For \( 0 \leq x \leq \frac{\pi}{4} \), \(\sin x \geq \cos x\), so \( |\sin x - \cos x| = \sin x - \cos x \). The integral over this interval is:
\( \int_{0}^{\frac{\pi}{4}} (\sin x - \cos x) \, dx \).
Integrating, we get:
\( [-\cos x - \sin x]_{0}^{\frac{\pi}{4}} = \left(-\cos\left(\frac{\pi}{4}\right) - \sin\left(\frac{\pi}{4}\right)\right) - (-\cos(0) - \sin(0)) \).
Substitute values:
\( -\frac{\sqrt{2}}{2} - \frac{\sqrt{2}}{2} + 1 = 1 - \sqrt{2} \).

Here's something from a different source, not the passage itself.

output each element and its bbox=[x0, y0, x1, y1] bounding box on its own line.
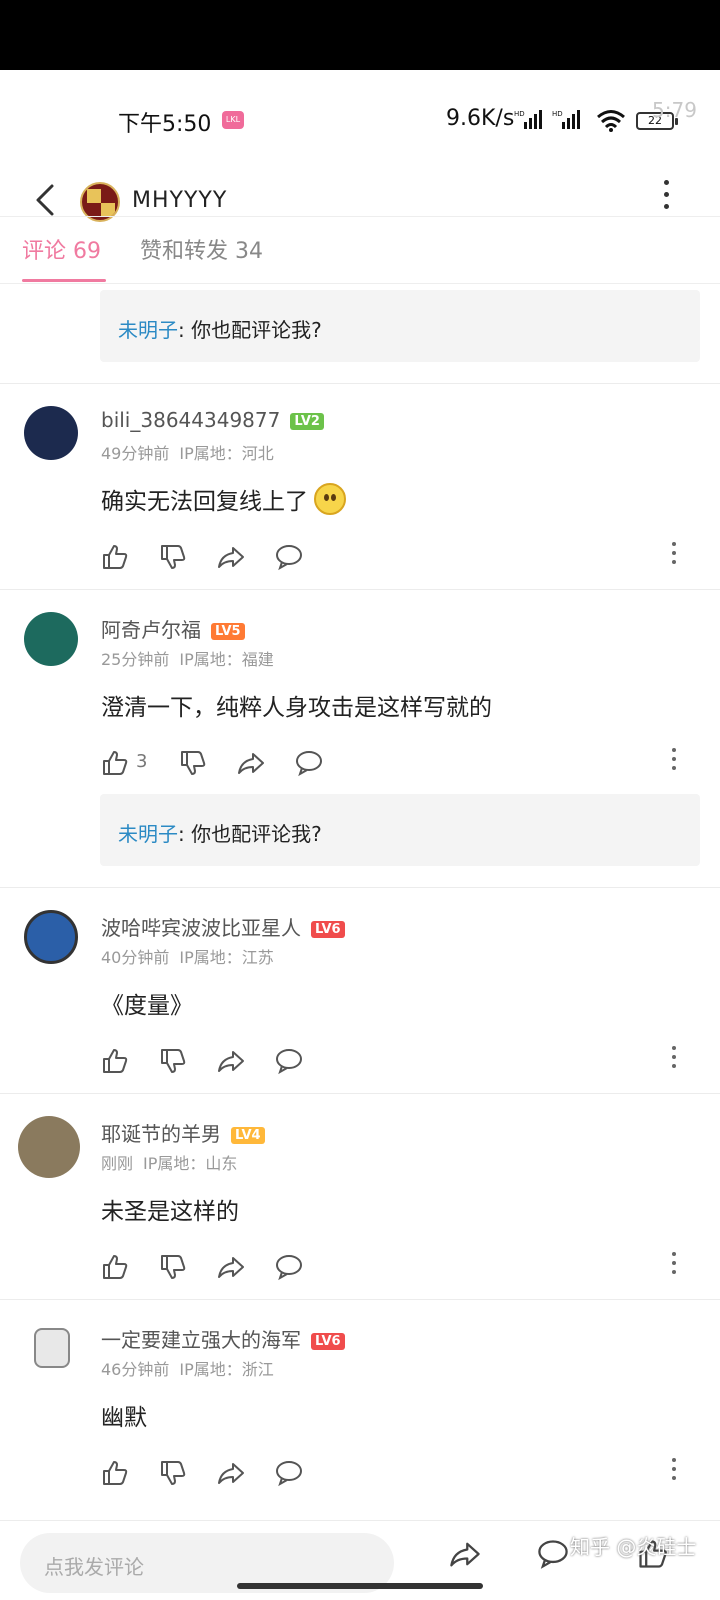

For \( \frac{\pi}{4} \leq x \leq \frac{\pi}{2} \), \(\cos x \geq \sin x\), so \( |\sin x - \cos x| = \cos x - \sin x \). The integral over this interval is:
\( \int_{\frac{\pi}{4}}^{\frac{\pi}{2}} (\cos x - \sin x) \, dx \).
Integrating, we get:
\( [\sin x - \cos x]_{\frac{\pi}{4}}^{\frac{\pi}{2}} = \left(\sin\left(\frac{\pi}{2}\right) - \cos\left(\frac{\pi}{2}\right)\right) - \left(\sin\left(\frac{\pi}{4}\right) - \cos\left(\frac{\pi}{4}\right)\right) \).
Substitute values:
\( (1 - 0) - \left(\frac{\sqrt{2}}{2} - \frac{\sqrt{2}}{2}\right) = 1 - 0 = 1 \).

Adding both integrals, we find the total area:
\( (1 - \sqrt{2}) + 1 = 2 - \sqrt{2} \).
Conclusion: The area under the curve is \( 2(\sqrt{2} - 1) \) square units.